BIR GUN HERKES 15 DAKIKALIGINA BURAYA MOTTO YAZACAK /JUNE 2010

"fenomensin lan sen!"

27 Şubat 2010 Cumartesi

fasülyeden aşklar

[ the soul kitchen iftiharla takdim eder.. blog aleminin efsunlu masalcısı eliza'dan kısacık ama nasıl da parıltılı bir aşkk öyküsü.. yanında fasülye ile servis etti blogumuza soul kitchen'da fırından taze çıktıı.. elizam teveccüh ettin binbir teşekkürler sana.. evet uzatmadan "eliza'yı mutfakta yakaladık" diyor ve kaçıyoreee.. buyrun ]

Kadın o gün işten erken çıktı. Yolda süpermarkete uğradı, yağsız süt, müsli, taze meyve, diyet kola, kepek ekmeği, peynir, yoğurt ve salata malzemesinden mütevellit basit ve klasik, formuna dikkat eden genç kadın alışverişinin dışında, farklı sebzeler, tavuk budu ve pirinç de aldı. İstanbul trafiğinde boğuşurken dahi sinirlenmeden, yağmur damlalarından bile keyif alarak evine geldi.

Ellerini yıkayıp alıp üstüne bir eşofman geçirdi, uzun saçlarını tepede topladı. Albüm seçmekle uğraşamadı, akvaryum görüntülü Digiturk kanallarından soul ve smooth jazz çalan birine rastgele basıverdi.
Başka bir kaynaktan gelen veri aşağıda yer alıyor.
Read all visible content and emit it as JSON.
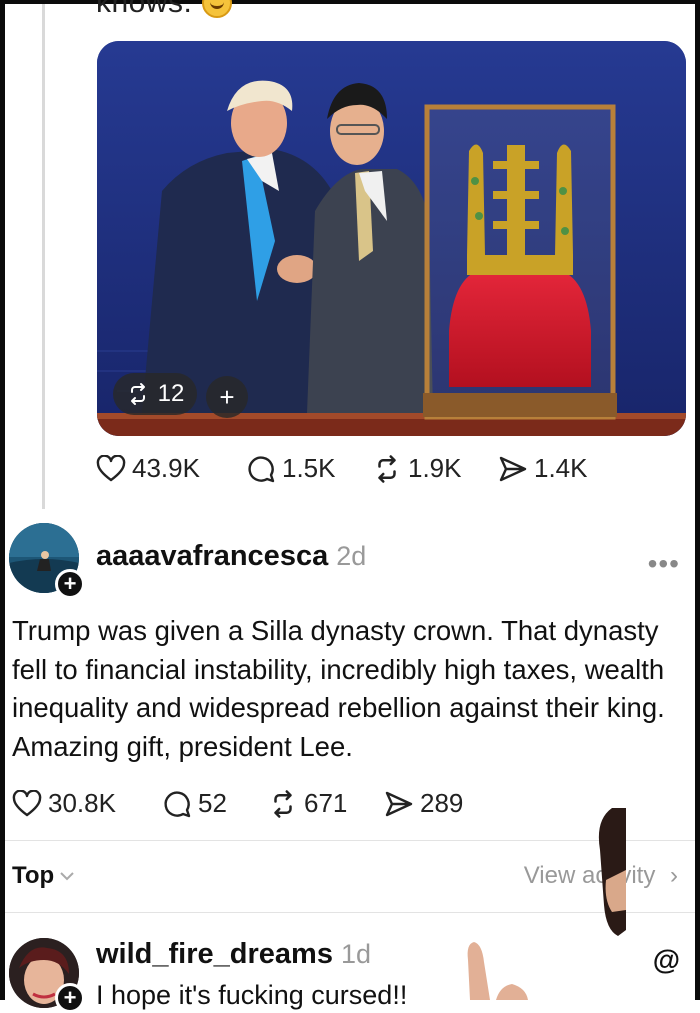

Bir kadeh kırmızı şarap koydu kendine dünden kalan şişeden, bir sigara yaktı, salondaki Josephine koltukta bacaklarını uzatıp gözlerini kapattı.
Evinin dinginliğinde yarım saatte dinlenmiş, yenilenmiş, keyfi iyice yerine gelmişti. Akşam iş çıkışı ona geleceğini söyleyen sevgilisi için genelde geçiştirdikleri gibi peynir-şarap-baget ekmek-füme etle yetinmemeye, güzel bir yemek hazırlamaya karar vermişti. Öyle beylik erkek dünyası öğretilerinden değil, kendisinden ve tanıdığı gustosu kuvvetli herkesten bilirdi ki, sadece erkeğin değil, tüm insanların kalbine giden yolun bazı dönemeçleri midesinden geçerdi, ve herkes kendisi için emekle hazırlanmış bir sofradan mutluluk duyardı.
Ufak tefek tadımlıklar dışında ilk kez onun için yemek pişirecekti, önünde birkaç saat vardı, hafiften heyecanlandı. Sigarası bitince yerinden kalktı, Aretha Franklin çalmakta olan kanalın sesini biraz daha açtı, şarabını da alıp mutfağa geçti.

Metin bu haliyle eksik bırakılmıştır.